It is Erotica this week, so after Wednesday most of my week is going to be spent having mechanics from Dudley tell me about their sex lives. I don't want to hear about the sex lives of ugly people, but at least the fact they talk in a funny way makes up for what they are saying.
'y'am loiks it up the bum'
Last time I met lots of tranvestites who worked in the building trade, they had big thick arms and dressed liked Tory wives from the home counties. The ones I chatted too seemed quite pleasant until they kept going on about how they wanted their winky chopped off.

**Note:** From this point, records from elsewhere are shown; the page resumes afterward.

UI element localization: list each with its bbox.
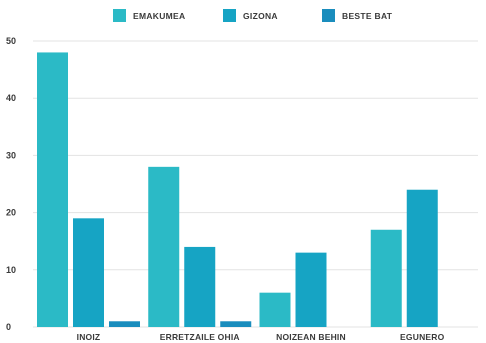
bars bbox=[37, 52, 438, 327]
gridlines bbox=[33, 40, 478, 328]
bar-emakumea-egunero bbox=[370, 229, 402, 327]
bar-beste-bat-erretzaile-ohia bbox=[220, 321, 252, 327]
bar-gizona-noizean-behin bbox=[295, 252, 327, 327]
legend-label: BESTE BAT bbox=[342, 11, 393, 21]
legend-swatch-beste-bat bbox=[322, 9, 335, 22]
bar-gizona-erretzaile-ohia bbox=[184, 246, 216, 327]
x-category-label: EGUNERO bbox=[400, 332, 445, 342]
y-tick-label: 30 bbox=[6, 150, 16, 160]
bar-gizona-egunero bbox=[406, 189, 438, 327]
legend: EMAKUMEA GIZONA BESTE BAT bbox=[113, 9, 393, 22]
legend-label: GIZONA bbox=[243, 11, 278, 21]
bar-beste-bat-inoiz bbox=[109, 321, 140, 327]
y-axis-ticks: 0 10 20 30 40 50 bbox=[6, 36, 16, 332]
x-category-label: ERRETZAILE OHIA bbox=[160, 332, 240, 342]
x-axis-labels: INOIZ ERRETZAILE OHIA NOIZEAN BEHIN EGUNERO bbox=[77, 332, 445, 342]
x-category-label: NOIZEAN BEHIN bbox=[276, 332, 346, 342]
bar-emakumea-noizean-behin bbox=[259, 292, 291, 327]
y-tick-label: 10 bbox=[6, 265, 16, 275]
x-category-label: INOIZ bbox=[77, 332, 101, 342]
legend-swatch-gizona bbox=[223, 9, 236, 22]
y-tick-label: 20 bbox=[6, 208, 16, 218]
bar-emakumea-inoiz bbox=[37, 52, 68, 327]
bar-gizona-inoiz bbox=[73, 218, 104, 327]
y-tick-label: 0 bbox=[6, 322, 11, 332]
legend-label: EMAKUMEA bbox=[133, 11, 185, 21]
legend-swatch-emakumea bbox=[113, 9, 126, 22]
bar-emakumea-erretzaile-ohia bbox=[148, 166, 180, 327]
y-tick-label: 50 bbox=[6, 36, 16, 46]
y-tick-label: 40 bbox=[6, 93, 16, 103]
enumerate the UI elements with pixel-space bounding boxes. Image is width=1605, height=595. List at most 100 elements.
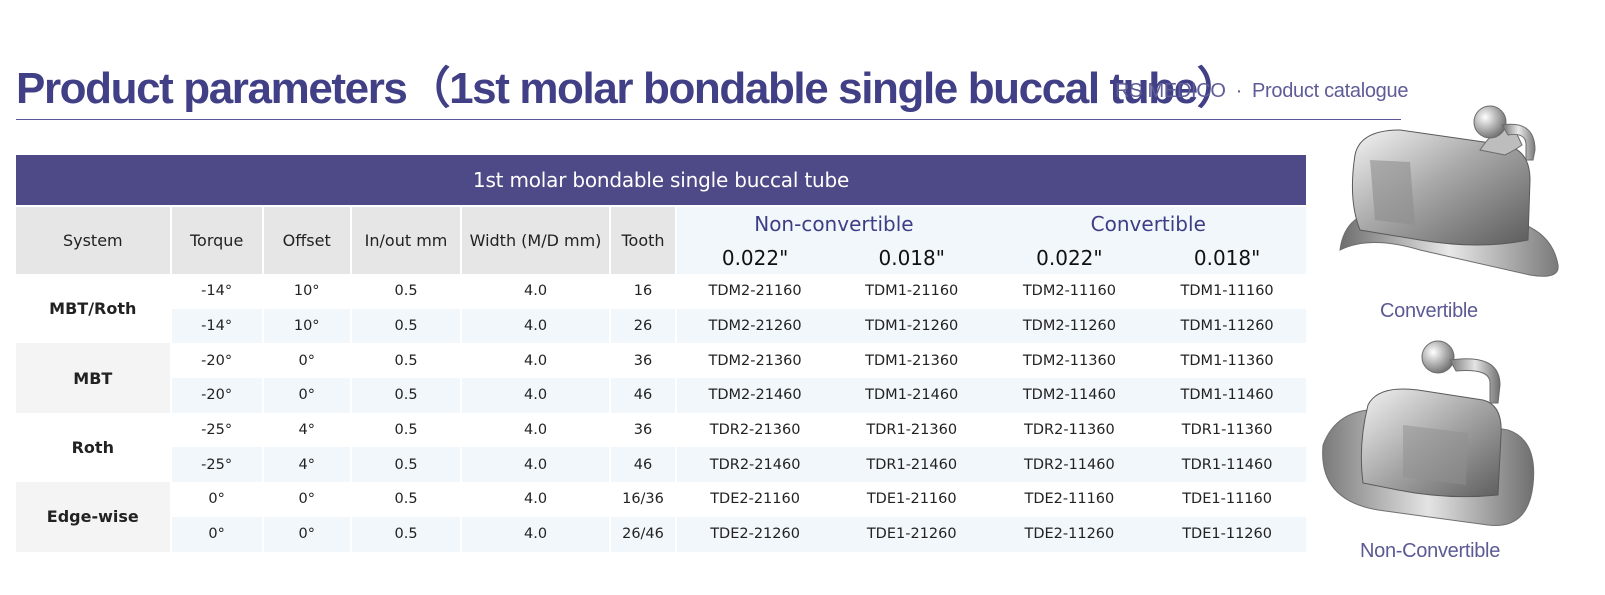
cell-torque: -14° xyxy=(170,274,264,309)
cell-nc018: TDE1-21260 xyxy=(832,516,991,552)
cell-torque: 0° xyxy=(170,516,264,552)
cell-c022: TDE2-11260 xyxy=(990,516,1149,552)
cell-inout: 0.5 xyxy=(350,274,463,309)
parameters-table: 1st molar bondable single buccal tube Sy… xyxy=(16,155,1306,552)
cell-inout: 0.5 xyxy=(350,447,463,483)
size-header-c-018: 0.018" xyxy=(1148,241,1306,274)
cell-width: 4.0 xyxy=(461,378,611,413)
cell-inout: 0.5 xyxy=(350,378,463,413)
cell-offset: 0° xyxy=(262,516,352,552)
cell-tooth: 36 xyxy=(609,343,678,379)
size-header-nc-018: 0.018" xyxy=(832,241,991,274)
group-header-convertible: Convertible xyxy=(990,205,1306,241)
cell-nc018: TDM1-21360 xyxy=(832,343,991,379)
col-header-offset: Offset xyxy=(262,205,352,274)
cell-nc018: TDR1-21360 xyxy=(832,412,991,448)
col-header-width: Width (M/D mm) xyxy=(461,205,611,274)
brand-separator: · xyxy=(1235,80,1243,102)
cell-c022: TDM2-11260 xyxy=(990,308,1149,344)
cell-c022: TDE2-11160 xyxy=(990,482,1149,517)
cell-nc018: TDM1-21160 xyxy=(832,274,991,309)
size-header-nc-022: 0.022" xyxy=(676,241,833,274)
cell-c022: TDM2-11360 xyxy=(990,343,1149,379)
system-cell: Roth xyxy=(16,412,172,483)
convertible-buccal-tube-image xyxy=(1339,105,1559,277)
cell-c022: TDM2-11460 xyxy=(990,378,1149,413)
cell-c018: TDM1-11460 xyxy=(1148,378,1306,413)
cell-tooth: 16/36 xyxy=(609,482,678,517)
cell-c018: TDE1-11160 xyxy=(1148,482,1306,517)
cell-torque: -14° xyxy=(170,308,264,344)
caption-convertible: Convertible xyxy=(1380,300,1478,322)
cell-tooth: 26/46 xyxy=(609,516,678,552)
col-header-system: System xyxy=(16,205,172,274)
cell-c018: TDE1-11260 xyxy=(1148,516,1306,552)
cell-width: 4.0 xyxy=(461,482,611,517)
cell-width: 4.0 xyxy=(461,274,611,309)
cell-offset: 10° xyxy=(262,308,352,344)
cell-nc022: TDR2-21460 xyxy=(676,447,833,483)
cell-nc022: TDM2-21360 xyxy=(676,343,833,379)
page-title: Product parameters（1st molar bondable si… xyxy=(16,64,1241,113)
table-banner: 1st molar bondable single buccal tube xyxy=(16,155,1306,206)
cell-width: 4.0 xyxy=(461,412,611,448)
cell-inout: 0.5 xyxy=(350,412,463,448)
table-row: MBT/Roth -14° 10° 0.5 4.0 16 TDM2-21160 TDM1-21… xyxy=(16,274,1306,344)
cell-inout: 0.5 xyxy=(350,516,463,552)
table-row: MBT -20° 0° 0.5 4.0 36 TDM2-21360 TDM1-21360 TDM… xyxy=(16,343,1306,413)
table-row: Edge-wise 0° 0° 0.5 4.0 16/36 TDE2-21160 TDE1-2… xyxy=(16,482,1306,552)
system-cell: MBT xyxy=(16,343,172,413)
brand-line: RS MEDICO · Product catalogue xyxy=(1115,80,1408,103)
cell-tooth: 36 xyxy=(609,412,678,448)
cell-nc018: TDM1-21260 xyxy=(832,308,991,344)
cell-nc022: TDE2-21160 xyxy=(676,482,833,517)
cell-tooth: 16 xyxy=(609,274,678,309)
cell-offset: 0° xyxy=(262,343,352,379)
cell-offset: 0° xyxy=(262,482,352,517)
cell-torque: -20° xyxy=(170,343,264,379)
caption-non-convertible: Non-Convertible xyxy=(1360,540,1501,562)
table-row: Roth -25° 4° 0.5 4.0 36 TDR2-21360 TDR1-21360 TD… xyxy=(16,412,1306,483)
cell-tooth: 26 xyxy=(609,308,678,344)
cell-width: 4.0 xyxy=(461,343,611,379)
system-cell: Edge-wise xyxy=(16,482,172,552)
cell-torque: 0° xyxy=(170,482,264,517)
cell-offset: 4° xyxy=(262,447,352,483)
cell-c018: TDR1-11460 xyxy=(1148,447,1306,483)
brand-name: RS MEDICO xyxy=(1115,80,1226,102)
size-header-c-022: 0.022" xyxy=(990,241,1149,274)
group-header-nonconvertible: Non-convertible xyxy=(676,205,991,241)
cell-c018: TDM1-11260 xyxy=(1148,308,1306,344)
cell-c018: TDR1-11360 xyxy=(1148,412,1306,448)
cell-offset: 4° xyxy=(262,412,352,448)
cell-tooth: 46 xyxy=(609,378,678,413)
cell-c022: TDM2-11160 xyxy=(990,274,1149,309)
cell-inout: 0.5 xyxy=(350,308,463,344)
cell-nc022: TDR2-21360 xyxy=(676,412,833,448)
cell-c018: TDM1-11360 xyxy=(1148,343,1306,379)
catalogue-label: Product catalogue xyxy=(1252,80,1409,102)
cell-inout: 0.5 xyxy=(350,343,463,379)
cell-offset: 10° xyxy=(262,274,352,309)
cell-width: 4.0 xyxy=(461,516,611,552)
cell-c018: TDM1-11160 xyxy=(1148,274,1306,309)
cell-nc022: TDM2-21160 xyxy=(676,274,833,309)
cell-inout: 0.5 xyxy=(350,482,463,517)
cell-torque: -25° xyxy=(170,412,264,448)
table-row: -14° 10° 0.5 4.0 26 TDM2-21260 TDM1-21260 TDM2-… xyxy=(16,308,1306,344)
cell-c022: TDR2-11360 xyxy=(990,412,1149,448)
cell-width: 4.0 xyxy=(461,308,611,344)
cell-nc022: TDM2-21460 xyxy=(676,378,833,413)
col-header-tooth: Tooth xyxy=(609,205,678,274)
cell-offset: 0° xyxy=(262,378,352,413)
non-convertible-buccal-tube-image xyxy=(1322,340,1535,526)
cell-width: 4.0 xyxy=(461,447,611,483)
cell-tooth: 46 xyxy=(609,447,678,483)
cell-c022: TDR2-11460 xyxy=(990,447,1149,483)
col-header-inout: In/out mm xyxy=(350,205,463,274)
table-row: -20° 0° 0.5 4.0 46 TDM2-21460 TDM1-21460 TDM2-1… xyxy=(16,378,1306,413)
col-header-torque: Torque xyxy=(170,205,264,274)
title-divider xyxy=(16,119,1401,120)
cell-nc022: TDM2-21260 xyxy=(676,308,833,344)
cell-nc018: TDM1-21460 xyxy=(832,378,991,413)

In preperation for being hit with this barrage of filth and debauchery I have got in some supplies of food to help cleanse the spirit. Lots of green tea and some mangos. I am going to have to buy some more mangos now as I ate most of them last night as they were too tasty looking. I love mangos me, if I was James Bond, Goldfinger would just have to send in a girl with a tray of mangos and I would probably crack.

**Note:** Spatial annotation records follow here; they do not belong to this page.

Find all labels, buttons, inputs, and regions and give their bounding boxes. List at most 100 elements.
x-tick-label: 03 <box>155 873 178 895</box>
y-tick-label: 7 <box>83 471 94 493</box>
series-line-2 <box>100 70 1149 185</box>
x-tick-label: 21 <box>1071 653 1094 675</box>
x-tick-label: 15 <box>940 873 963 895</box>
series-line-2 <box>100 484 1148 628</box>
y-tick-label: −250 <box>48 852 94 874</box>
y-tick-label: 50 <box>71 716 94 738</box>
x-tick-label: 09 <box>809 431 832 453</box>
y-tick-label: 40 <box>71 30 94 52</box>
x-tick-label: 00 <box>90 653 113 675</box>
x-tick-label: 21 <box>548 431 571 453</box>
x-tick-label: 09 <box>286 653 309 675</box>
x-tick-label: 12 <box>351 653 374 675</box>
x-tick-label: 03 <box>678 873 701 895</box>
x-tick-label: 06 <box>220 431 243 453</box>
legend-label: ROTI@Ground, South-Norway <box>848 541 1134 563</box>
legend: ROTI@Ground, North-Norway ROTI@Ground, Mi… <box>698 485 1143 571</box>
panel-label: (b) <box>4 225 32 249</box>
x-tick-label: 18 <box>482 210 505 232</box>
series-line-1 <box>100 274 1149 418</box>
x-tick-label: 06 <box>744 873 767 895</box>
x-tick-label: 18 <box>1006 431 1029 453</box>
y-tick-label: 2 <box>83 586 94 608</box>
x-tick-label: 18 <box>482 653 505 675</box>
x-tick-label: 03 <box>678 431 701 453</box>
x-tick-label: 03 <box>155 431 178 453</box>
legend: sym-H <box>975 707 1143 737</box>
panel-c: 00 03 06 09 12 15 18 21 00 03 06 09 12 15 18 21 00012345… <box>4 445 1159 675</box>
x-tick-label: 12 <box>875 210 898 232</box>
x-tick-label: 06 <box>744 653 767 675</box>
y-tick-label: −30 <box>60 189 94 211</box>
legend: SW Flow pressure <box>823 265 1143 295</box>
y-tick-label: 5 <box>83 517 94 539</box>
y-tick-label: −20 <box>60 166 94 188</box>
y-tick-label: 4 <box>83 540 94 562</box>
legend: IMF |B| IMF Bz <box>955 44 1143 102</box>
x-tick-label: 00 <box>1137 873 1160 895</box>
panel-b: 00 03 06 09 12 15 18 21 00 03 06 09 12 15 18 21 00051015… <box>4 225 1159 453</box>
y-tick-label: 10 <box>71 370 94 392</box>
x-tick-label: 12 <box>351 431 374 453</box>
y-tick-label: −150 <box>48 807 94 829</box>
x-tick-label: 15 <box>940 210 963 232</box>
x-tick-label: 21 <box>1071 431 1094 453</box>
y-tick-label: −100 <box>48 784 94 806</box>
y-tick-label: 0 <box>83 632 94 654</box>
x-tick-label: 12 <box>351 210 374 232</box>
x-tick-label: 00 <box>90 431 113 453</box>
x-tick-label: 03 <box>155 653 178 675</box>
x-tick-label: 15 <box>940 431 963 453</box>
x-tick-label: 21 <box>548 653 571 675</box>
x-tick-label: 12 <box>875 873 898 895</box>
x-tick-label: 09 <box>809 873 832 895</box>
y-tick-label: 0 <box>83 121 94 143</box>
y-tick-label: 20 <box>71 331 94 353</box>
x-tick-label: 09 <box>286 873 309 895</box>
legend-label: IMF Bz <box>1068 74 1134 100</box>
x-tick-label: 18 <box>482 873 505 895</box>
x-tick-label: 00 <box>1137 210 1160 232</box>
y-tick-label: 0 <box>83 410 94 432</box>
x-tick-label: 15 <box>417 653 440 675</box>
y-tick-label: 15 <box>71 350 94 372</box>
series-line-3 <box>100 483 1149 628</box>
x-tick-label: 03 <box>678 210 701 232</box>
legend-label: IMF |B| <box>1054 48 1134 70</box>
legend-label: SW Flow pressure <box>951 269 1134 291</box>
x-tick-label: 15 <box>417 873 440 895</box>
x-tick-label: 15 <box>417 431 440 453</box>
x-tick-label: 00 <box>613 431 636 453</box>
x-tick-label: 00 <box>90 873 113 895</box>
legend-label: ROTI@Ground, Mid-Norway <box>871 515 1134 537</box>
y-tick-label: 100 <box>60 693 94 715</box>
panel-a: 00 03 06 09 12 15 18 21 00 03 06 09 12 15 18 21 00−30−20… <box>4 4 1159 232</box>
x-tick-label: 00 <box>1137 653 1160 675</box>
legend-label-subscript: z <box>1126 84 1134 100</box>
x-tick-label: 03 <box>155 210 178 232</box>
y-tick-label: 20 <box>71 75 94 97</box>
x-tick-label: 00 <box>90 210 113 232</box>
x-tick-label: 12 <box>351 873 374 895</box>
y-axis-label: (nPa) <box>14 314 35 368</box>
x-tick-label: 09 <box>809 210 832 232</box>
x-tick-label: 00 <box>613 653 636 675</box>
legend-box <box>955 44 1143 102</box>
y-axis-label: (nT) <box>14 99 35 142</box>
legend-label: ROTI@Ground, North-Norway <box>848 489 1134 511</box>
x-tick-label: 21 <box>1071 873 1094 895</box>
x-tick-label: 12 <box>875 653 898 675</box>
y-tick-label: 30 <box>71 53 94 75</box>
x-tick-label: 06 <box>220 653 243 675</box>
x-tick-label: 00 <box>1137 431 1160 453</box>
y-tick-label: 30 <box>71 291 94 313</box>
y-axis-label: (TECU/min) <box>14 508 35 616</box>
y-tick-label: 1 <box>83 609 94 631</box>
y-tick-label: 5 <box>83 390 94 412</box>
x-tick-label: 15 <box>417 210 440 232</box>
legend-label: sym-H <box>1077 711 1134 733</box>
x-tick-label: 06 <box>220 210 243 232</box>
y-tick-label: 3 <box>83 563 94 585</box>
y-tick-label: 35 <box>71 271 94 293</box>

James: So do you expect me to talk?
Goldfinger: No Mr Bond, I expect you to die.
James: Aren't you supposed to try and use mangos on me?

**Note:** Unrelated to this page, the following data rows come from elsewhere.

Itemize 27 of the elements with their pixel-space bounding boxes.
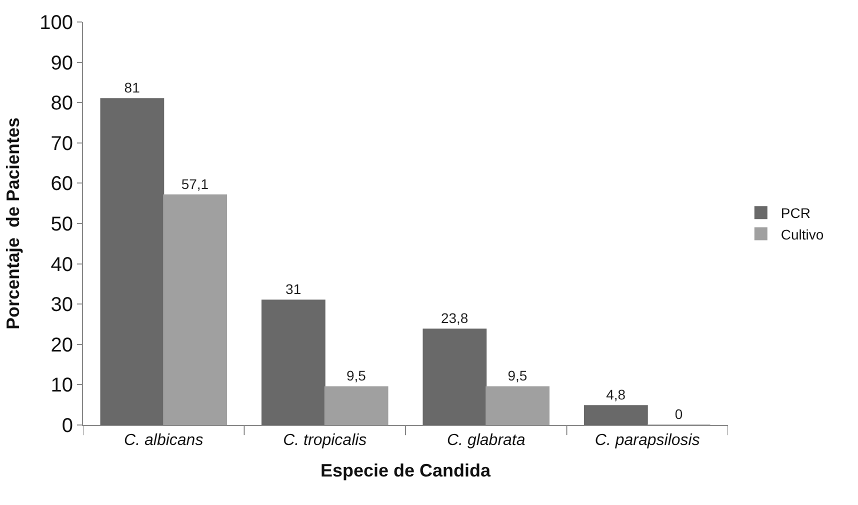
y-tick-label: 0 — [62, 415, 73, 437]
y-tick-label: 30 — [50, 294, 73, 316]
y-tick-label: 40 — [50, 254, 73, 276]
y-tick-label: 60 — [50, 173, 73, 196]
y-tick-label: 70 — [50, 132, 73, 155]
data-label: 4,8 — [606, 386, 626, 403]
x-tick-label: C. tropicalis — [283, 432, 367, 450]
x-axis-title: Especie de Candida — [320, 460, 492, 480]
y-tick-label: 10 — [50, 374, 73, 397]
y-axis-title: Porcentaje de Pacientes — [2, 117, 23, 330]
data-label: 9,5 — [346, 368, 366, 384]
legend-label: PCR — [780, 205, 810, 222]
x-tick-label: C. albicans — [124, 432, 204, 450]
data-label: 23,8 — [440, 310, 468, 326]
y-tick-label: 50 — [50, 214, 73, 236]
legend-label: Cultivo — [780, 226, 824, 242]
x-tick-label: C. parapsilosis — [594, 432, 700, 450]
data-label: 81 — [124, 80, 140, 96]
y-tick-label: 20 — [50, 334, 73, 356]
data-label: 57,1 — [181, 176, 209, 192]
data-label: 0 — [674, 406, 683, 422]
x-tick-label: C. glabrata — [446, 432, 526, 450]
data-label: 9,5 — [508, 368, 528, 384]
data-label: 31 — [286, 281, 302, 298]
y-tick-label: 100 — [40, 12, 73, 34]
y-tick-label: 90 — [50, 52, 73, 74]
y-tick-label: 80 — [50, 92, 73, 115]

Goldfinger: Nope, lasers hurt more.
James: This dialogue doesn't make much sense anymore.
Goldfinger: Not really, fancy a mango?
James: Oh yes please. Can I have a knife so I don't make a mess?
Goldfinger: Of course, I just had the carpets cleaned you know.
ACTION: James takes knife and stabs Goldfinger with it and then runs off with a girl and a nice car, and more mangos.
FIN.
Also at Erotica will be some people who work in porn, most of them think I am gay too.